Perhaps the highest profile procurement dispute of 2016 (Energysolutions EU Ltd v Nuclear Decommissioning Authority [2016] EWHC) related to the tender process to decommission up to 12 of the UK’s nuclear plants. A competitive dialogue procurement run by NDA resulted in the challenger losing the competition by a narrow margin of just over 1% on the tender scoring. A legal claim was brought, the court found that “manifest errors” had been made in the evaluation of the bids, and the original winning bidder should have been disqualified on the NDA’s own evaluation criteria. This, ultimately, resulted in damages being paid to the contractor of almost £90m and the abandonment of the procurement.
The NAO report is critical of the approach taken by the NDA in the procurement process, with the NAO head noting that “serious questions” needed to be asked about the NDA’s “understanding of procurement regulations”.
What went wrong?
In some ways, the issues raised provide an abject lesson of what can go wrong in a large public sector procurement.
The scale of the task to award the contract was magnified by tender evaluation criteria which the court noted were “overcomplex”, which made making mistakes in tender evaluation more likely.
The NDA relied heavily on external advice, including the unusual step of the NDA’s advisors undertaking a separate review of the tender marking – which resulted in some scores being changed. The NAO noted that none of the advice had identified the issues which later came to light in the court action. A key issue was the lack of any contemporaneous notes being retained by the NDA of the dialogue meetings or the evaluation sessions. Whilst in itself a breach of regulation 84 of the public contracts regulations (the obligation to keep contemporaneous records of the different stages of the procurement), and the NDA’s overarching transparency obligations, it also, practically, made it very difficult for the NDA to defend various of the legal claims being brought.
Changes were made to the tender evaluation criteria during the process, and issues arose where these changes had a knock-on effect on the overall tender scoring approach. One bidder’s marks were inflated so as to avoid the changes to the criteria excluding that bidder due to a failure to meet a required scoring threshold. All of this was sufficient to breach the NDA’s obligations.

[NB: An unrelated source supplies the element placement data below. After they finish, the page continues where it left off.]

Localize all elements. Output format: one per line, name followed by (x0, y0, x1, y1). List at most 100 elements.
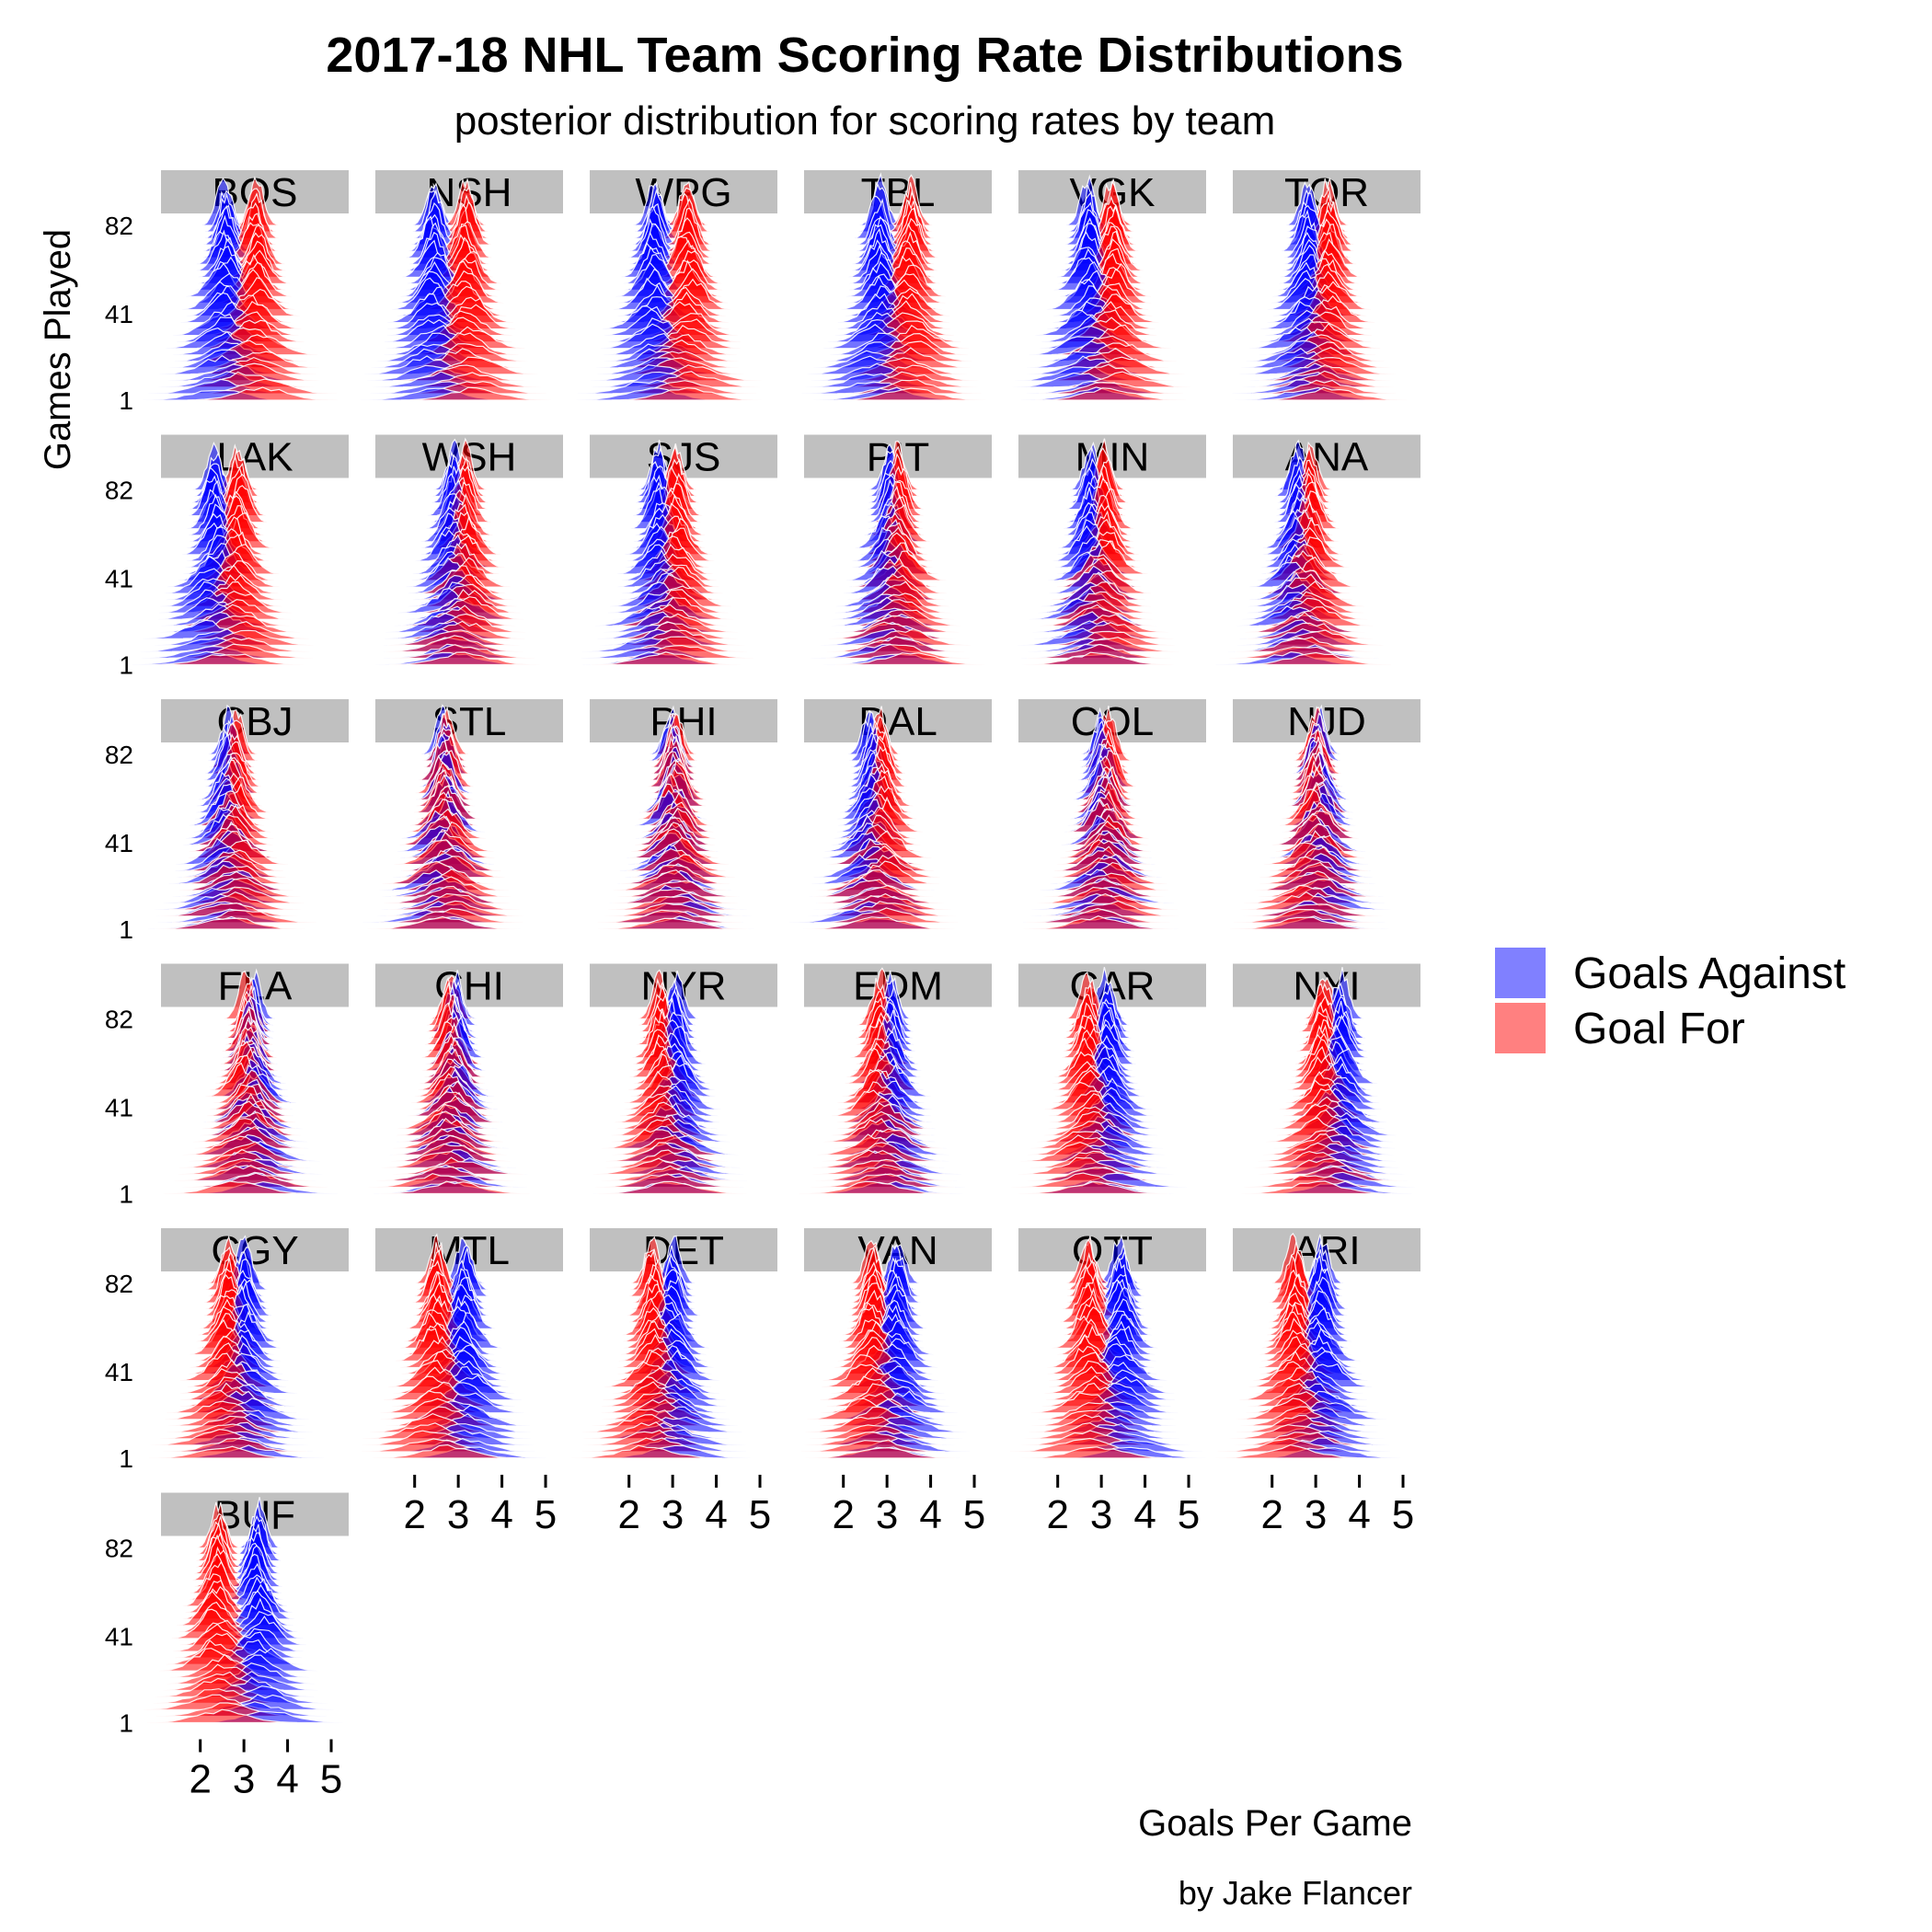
panel-bos: BOS14182 (105, 170, 349, 415)
panel-pit: PIT (804, 434, 992, 666)
strip-background (161, 1228, 349, 1271)
panel-nyi: NYI (1233, 963, 1420, 1195)
ridge-goals-for (1257, 1157, 1390, 1175)
ridge-goals-for (162, 1180, 314, 1195)
ridge-goals-for (596, 1180, 748, 1195)
panel-ana: ANA (1215, 434, 1420, 666)
legend-label-goals-against: Goals Against (1573, 949, 1846, 998)
panel-vgk: VGK (1012, 170, 1206, 401)
panel-phi: PHI (590, 699, 777, 930)
ridge-goals-for (799, 1180, 950, 1195)
ridge-goals-for (1039, 381, 1184, 395)
y-tick-label: 41 (105, 1623, 133, 1651)
strip-background (590, 1228, 777, 1271)
ridge-goals-for (814, 1164, 953, 1181)
y-tick-label: 41 (105, 1358, 133, 1386)
ridge-goals-for (1233, 1432, 1372, 1446)
caption: by Jake Flancer (1179, 1874, 1412, 1912)
x-tick-label: 5 (535, 1492, 557, 1537)
panel-stl: STL (362, 699, 563, 930)
ridge-goals-for (800, 1439, 946, 1453)
y-tick-label: 41 (105, 565, 133, 593)
panel-chi: CHI (368, 963, 563, 1195)
panel-nsh: NSH (360, 170, 563, 401)
panel-van: VAN2345 (800, 1228, 992, 1537)
x-tick-label: 2 (617, 1492, 639, 1537)
x-tick-label: 4 (1348, 1492, 1370, 1537)
panel-ari: ARI2345 (1214, 1228, 1420, 1537)
ridge-goals-for (1017, 1156, 1150, 1175)
ridge-goals-for (1241, 1180, 1392, 1195)
x-tick-label: 5 (1392, 1492, 1414, 1537)
x-tick-label: 3 (1090, 1492, 1112, 1537)
ridge-goals-for (835, 387, 986, 401)
ridge-goals-for (1233, 908, 1378, 924)
x-tick-label: 5 (320, 1757, 342, 1802)
panel-nyr: NYR (590, 963, 777, 1195)
x-tick-label: 3 (661, 1492, 684, 1537)
ridge-goals-for (1256, 386, 1408, 401)
ridge-goals-for (162, 1437, 307, 1453)
ridge-goals-for (392, 1156, 525, 1175)
ridge-goals-for (187, 386, 339, 401)
ridge-goals-for (597, 917, 749, 930)
ridge-goals-for (372, 1443, 523, 1459)
strip-background (375, 699, 563, 742)
ridge-goals-for (390, 644, 535, 660)
ridge-goals-for (839, 627, 972, 646)
panel-min: MIN (1017, 434, 1206, 666)
panel-mtl: MTL2345 (361, 1228, 563, 1537)
ridge-goals-for (174, 1165, 313, 1181)
chart-subtitle: posterior distribution for scoring rates… (454, 98, 1276, 144)
ridge-goals-for (607, 895, 741, 911)
ridge-goals-for (155, 917, 306, 930)
ridge-goals-for (1041, 637, 1179, 652)
ridge-goals-for (837, 379, 983, 395)
y-tick-label: 82 (105, 477, 133, 505)
x-tick-label: 5 (749, 1492, 771, 1537)
strip-background (804, 699, 992, 742)
y-tick-label: 82 (105, 741, 133, 769)
ridge-goals-for (594, 1173, 740, 1189)
ridge-goals-for (367, 915, 518, 930)
ridge-goals-for (810, 1173, 955, 1189)
strip-background (375, 963, 563, 1007)
y-tick-label: 82 (105, 1535, 133, 1563)
ridge-goals-for (601, 1165, 740, 1181)
ridge-goals-for (612, 604, 728, 627)
y-tick-label: 1 (119, 1444, 133, 1473)
ridge-goals-for (1022, 915, 1174, 930)
x-tick-label: 2 (832, 1492, 854, 1537)
ridge-goals-for (804, 1446, 956, 1459)
ridge-goals-for (817, 885, 944, 904)
y-tick-label: 1 (119, 1709, 133, 1738)
y-tick-label: 41 (105, 1094, 133, 1122)
ridge-goals-for (168, 891, 302, 911)
panel-wpg: WPG (575, 170, 777, 401)
legend-key-goals-against (1495, 948, 1546, 998)
panel-buf: BUF141822345 (105, 1492, 349, 1802)
ridge-goals-for (1214, 1443, 1366, 1459)
strip-background (161, 699, 349, 742)
x-tick-label: 4 (705, 1492, 727, 1537)
ridge-goals-for (375, 1166, 515, 1181)
ridge-goals-for (1240, 651, 1392, 666)
ridge-goals-for (590, 651, 742, 666)
panel-tor: TOR (1231, 170, 1420, 401)
strip-background (161, 434, 349, 478)
x-tick-label: 3 (1305, 1492, 1327, 1537)
panel-col: COL (1018, 699, 1206, 930)
ridge-goals-for (379, 1180, 531, 1195)
x-axis-title: Goals Per Game (1138, 1803, 1412, 1844)
ridge-goals-for (1235, 636, 1374, 652)
chart-title: 2017-18 NHL Team Scoring Rate Distributi… (326, 28, 1403, 83)
ridge-goals-for (819, 892, 952, 911)
strip-background (1233, 434, 1420, 478)
ridge-goals-for (153, 653, 305, 666)
y-tick-label: 1 (119, 386, 133, 415)
x-tick-label: 5 (1178, 1492, 1200, 1537)
x-tick-label: 5 (963, 1492, 985, 1537)
ridge-goals-for (813, 907, 959, 924)
ridge-goals-for (1229, 916, 1381, 930)
ridge-goals-for (804, 916, 956, 930)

The Government has promised to look at the recommendations made in the NAO’s report, and the NDA has made changes to its structure and governance following the failed procurement. With Brexit negotiations continuing, access to public procurement markets across the EU will be one of the issues to be agreed in any future trade relationship. The lessons for procurers are set out clearly in the court’s judgment and NAO report – but cost to the public purse may have much further reaching consequences in terms of the UK’s approach to large scale procurement projects in the future.